A force of $10 \mathrm{N}$ is acting on a block of $20 \mathrm{kg}$ on a horizontal surface with coefficient of friction $\mu =0.2.$ Calculate the work done by the force.

An inclined plane is moving up with constant velocity $v.$ A block kept on an incline is at rest. Calculate the work done by gravity, friction force, and normal reaction on the block in a time interval of $t.$

A block of mass $m$ is kept over another block of mass $M$ and the system rests on a horizontal surface. A constant horizontal force $F$ acting on the lower block produces an acceleration $\frac{F}{2(m+M)}$ in the system. The two blocks always move together. Consider displacement $d$ of the system.

(a) Find the work done by friction on a bigger block.

(b) Find the coefficient of kinetic friction between the bigger block and the horizontal surface.

(c) Find the frictional force acting on the smaller block.

(d) Find the work done by the force of friction on the smaller block by the bigger block.

(e) Find the work done by static friction on a bigger block.

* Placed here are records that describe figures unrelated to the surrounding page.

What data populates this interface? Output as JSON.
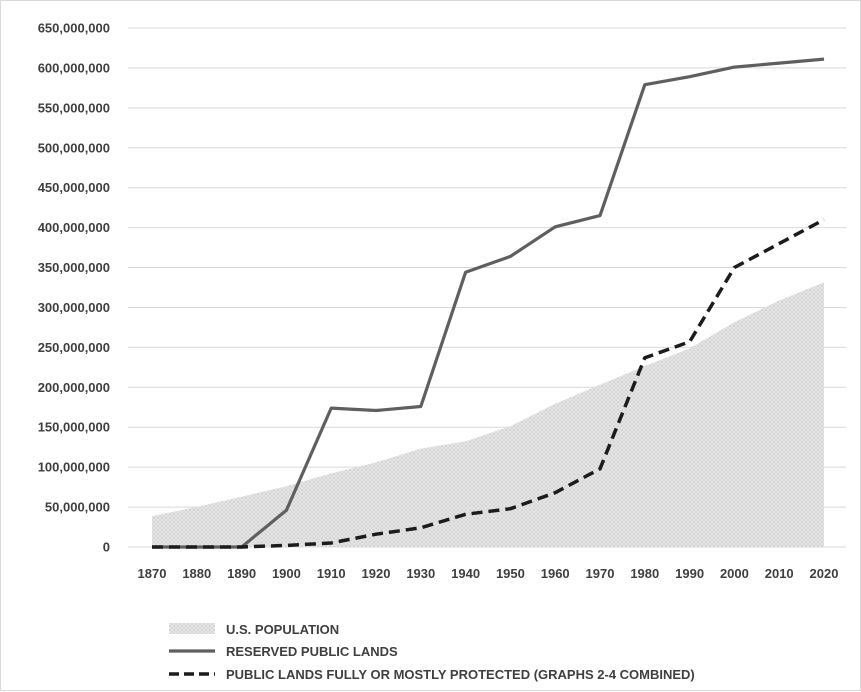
{
  "chart_data": {
    "type": "line",
    "title": "",
    "xlabel": "",
    "ylabel": "",
    "x": [
      1870,
      1880,
      1890,
      1900,
      1910,
      1920,
      1930,
      1940,
      1950,
      1960,
      1970,
      1980,
      1990,
      2000,
      2010,
      2020
    ],
    "xtick_labels": [
      "1870",
      "1880",
      "1890",
      "1900",
      "1910",
      "1920",
      "1930",
      "1940",
      "1950",
      "1960",
      "1970",
      "1980",
      "1990",
      "2000",
      "2010",
      "2020"
    ],
    "ylim": [
      0,
      650000000
    ],
    "yticks": [
      0,
      50000000,
      100000000,
      150000000,
      200000000,
      250000000,
      300000000,
      350000000,
      400000000,
      450000000,
      500000000,
      550000000,
      600000000,
      650000000
    ],
    "ytick_labels": [
      "0",
      "50,000,000",
      "100,000,000",
      "150,000,000",
      "200,000,000",
      "250,000,000",
      "300,000,000",
      "350,000,000",
      "400,000,000",
      "450,000,000",
      "500,000,000",
      "550,000,000",
      "600,000,000",
      "650,000,000"
    ],
    "grid": "horizontal",
    "legend_position": "bottom-left",
    "series": [
      {
        "name": "U.S. POPULATION",
        "type": "area",
        "color": "#d6d6d6",
        "values": [
          38600000,
          50200000,
          63000000,
          76200000,
          92200000,
          106000000,
          123200000,
          132200000,
          151300000,
          179300000,
          203200000,
          226500000,
          248700000,
          281400000,
          308700000,
          331400000
        ]
      },
      {
        "name": "RESERVED PUBLIC LANDS",
        "type": "line",
        "style": "solid",
        "color": "#5f5f5f",
        "values": [
          0,
          0,
          0,
          46000000,
          174000000,
          171000000,
          176000000,
          344000000,
          364000000,
          401000000,
          415000000,
          579000000,
          589000000,
          601000000,
          606000000,
          611000000
        ]
      },
      {
        "name": "PUBLIC LANDS FULLY OR MOSTLY PROTECTED (GRAPHS 2-4 COMBINED)",
        "type": "line",
        "style": "dashed",
        "color": "#1c1c1c",
        "values": [
          0,
          0,
          0,
          2000000,
          5000000,
          16000000,
          24000000,
          41000000,
          48000000,
          68000000,
          98000000,
          237000000,
          257000000,
          350000000,
          380000000,
          410000000
        ]
      }
    ]
  }
}
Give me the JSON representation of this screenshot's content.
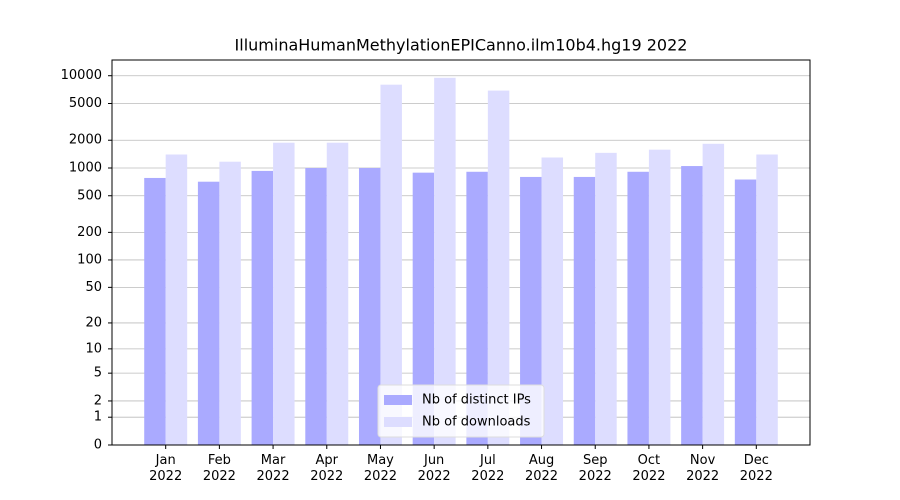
{
  "chart_data": {
    "type": "bar",
    "title": "IlluminaHumanMethylationEPICanno.ilm10b4.hg19 2022",
    "categories": [
      "Jan\n2022",
      "Feb\n2022",
      "Mar\n2022",
      "Apr\n2022",
      "May\n2022",
      "Jun\n2022",
      "Jul\n2022",
      "Aug\n2022",
      "Sep\n2022",
      "Oct\n2022",
      "Nov\n2022",
      "Dec\n2022"
    ],
    "series": [
      {
        "name": "Nb of distinct IPs",
        "color": "#aaaaff",
        "values": [
          780,
          710,
          930,
          1000,
          1000,
          890,
          910,
          800,
          800,
          910,
          1050,
          750
        ]
      },
      {
        "name": "Nb of downloads",
        "color": "#ddddff",
        "values": [
          1400,
          1170,
          1880,
          1880,
          8000,
          9500,
          6900,
          1300,
          1460,
          1580,
          1830,
          1400
        ]
      }
    ],
    "yscale": "log1p",
    "ylim": [
      0,
      14800
    ],
    "yticks": [
      0,
      1,
      2,
      5,
      10,
      20,
      50,
      100,
      200,
      500,
      1000,
      2000,
      5000,
      10000
    ],
    "grid": true,
    "legend": "lower center"
  }
}
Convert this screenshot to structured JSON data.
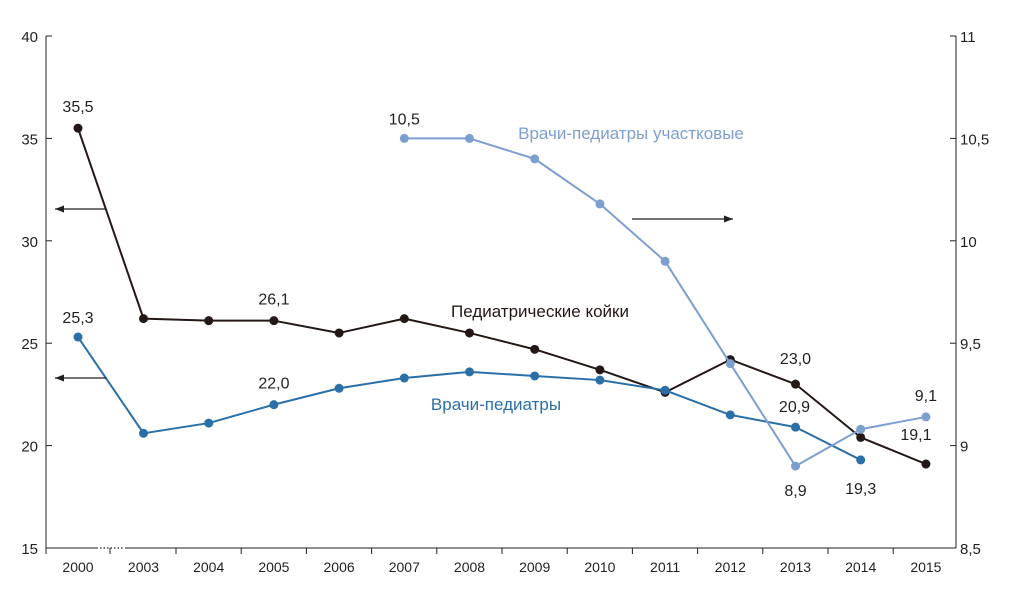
{
  "chart_data": {
    "type": "line",
    "categories": [
      "2000",
      "2003",
      "2004",
      "2005",
      "2006",
      "2007",
      "2008",
      "2009",
      "2010",
      "2011",
      "2012",
      "2013",
      "2014",
      "2015"
    ],
    "y_left": {
      "range": [
        15,
        40
      ],
      "ticks": [
        "15",
        "20",
        "25",
        "30",
        "35",
        "40"
      ]
    },
    "y_right": {
      "range": [
        8.5,
        11
      ],
      "ticks": [
        "8,5",
        "9",
        "9,5",
        "10",
        "10,5",
        "11"
      ]
    },
    "grid": false,
    "series": [
      {
        "name": "Педиатрические койки",
        "axis": "left",
        "color": "#231815",
        "values": [
          35.5,
          26.2,
          26.1,
          26.1,
          25.5,
          26.2,
          25.5,
          24.7,
          23.7,
          22.6,
          24.2,
          23.0,
          20.4,
          19.1
        ]
      },
      {
        "name": "Врачи-педиатры",
        "axis": "left",
        "color": "#2a6fa8",
        "values": [
          25.3,
          20.6,
          21.1,
          22.0,
          22.8,
          23.3,
          23.6,
          23.4,
          23.2,
          22.7,
          21.5,
          20.9,
          19.3,
          null
        ]
      },
      {
        "name": "Врачи-педиатры участковые",
        "axis": "right",
        "color": "#7d9fd0",
        "values": [
          null,
          null,
          null,
          null,
          null,
          10.5,
          10.5,
          10.4,
          10.18,
          9.9,
          9.4,
          8.9,
          9.08,
          9.14
        ]
      }
    ],
    "data_labels": [
      {
        "text": "35,5",
        "series": 0,
        "index": 0
      },
      {
        "text": "26,1",
        "series": 0,
        "index": 3
      },
      {
        "text": "23,0",
        "series": 0,
        "index": 11
      },
      {
        "text": "19,1",
        "series": 0,
        "index": 13
      },
      {
        "text": "25,3",
        "series": 1,
        "index": 0
      },
      {
        "text": "22,0",
        "series": 1,
        "index": 3
      },
      {
        "text": "20,9",
        "series": 1,
        "index": 11
      },
      {
        "text": "19,3",
        "series": 1,
        "index": 12
      },
      {
        "text": "10,5",
        "series": 2,
        "index": 5
      },
      {
        "text": "8,9",
        "series": 2,
        "index": 11
      },
      {
        "text": "9,1",
        "series": 2,
        "index": 13
      }
    ],
    "axis_break_between": [
      "2000",
      "2003"
    ]
  }
}
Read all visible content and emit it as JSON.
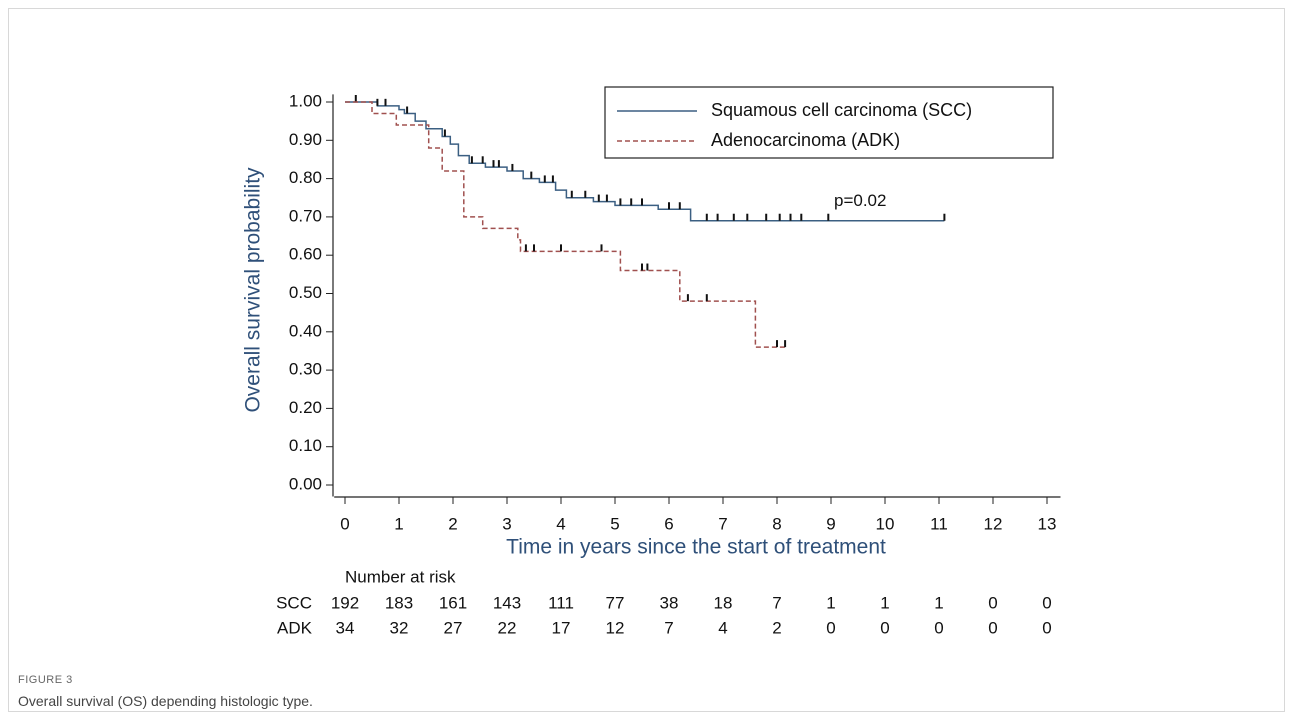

A block of mass $m$ is placed on the block of mass $M$ as shown in Figure. The horizontal force $\overrightarrow{F}$ acts on $M$ during time interval $t.$ If the horizontal surface is smooth, assuming no relative sliding between the blocks, find the

(a) work done by friction on the blocks

(b) work done by $\overrightarrow{F}$ on the lower block

A $10-\mathrm{kg}$ block is placed on a rough horizontal floor. The block is being pulled by a constant force $100 \mathrm{N}$ acting at angle $37°$ over displacement of $5 \mathrm{m}.$ If the coefficient of kinetic friction between the block and the floor is $0.4,$ find the work done by

(a) work done by the gravity

(b) the normal reaction

(c) the applied force

(d) the force of kinetic friction

A block of mass $2.0 \mathrm{kg}$ is pushed down an inclined plane of inclination $37°$ with a force of $F=20 \mathrm{N}$ acting parallel to the incline. It is found that the block moves down the incline with an acceleration of $10{ \mathrm{m} \mathrm{s}}^{-2}.$ If the block started from rest, find the work done

(a) by the applied force in the first second.

(b) by the weight of the block in the first second.

(c) by the frictional force acting on the block in the first second.

A block of mass $m_1$ moves with an acceleration $a_{12}$ relative to a trolley as shown in the figure. The block is being observed by two observers $\left(2\right)$ and $\left(3\right)$. The observer $\left(2\right)$ is at rest with respect to the trolley which is moving with acceleration $a_2$ while the observer $\left(3\right)$ is moving on the ground with acceleration $a_3$. What is the work done by the pseudo force as observed by the observers $\left(2\right)$ and $\left(3\right)$ on the block during the time $t$? Assume zero initial velocities of the bodies and observers.

A smooth block of mass $m$ moves up from the bottom to the top of a wedge which is moving with acceleration $a_0$. Find the work done by the pseudo force measured by the person sitting at the edge of the wedge.

The only force acting on a $2.0$$\mathrm{kg}$ body as it moves along the $x$-axis varies as shown in figure. The velocity of the body at $x=0$ is $4.0{ \mathrm{m} \mathrm{s}}^{-1}$.

(a) What is the kinetic energy of the body at $x=3.0 \mathrm{m}$?

(b) At what value of $x$ will the body have a kinetic energy of $8.0 \mathrm{J}$?

(c) What is the maximum kinetic energy attained by the body between $x=0$ and $x=5.0 \mathrm{m}$?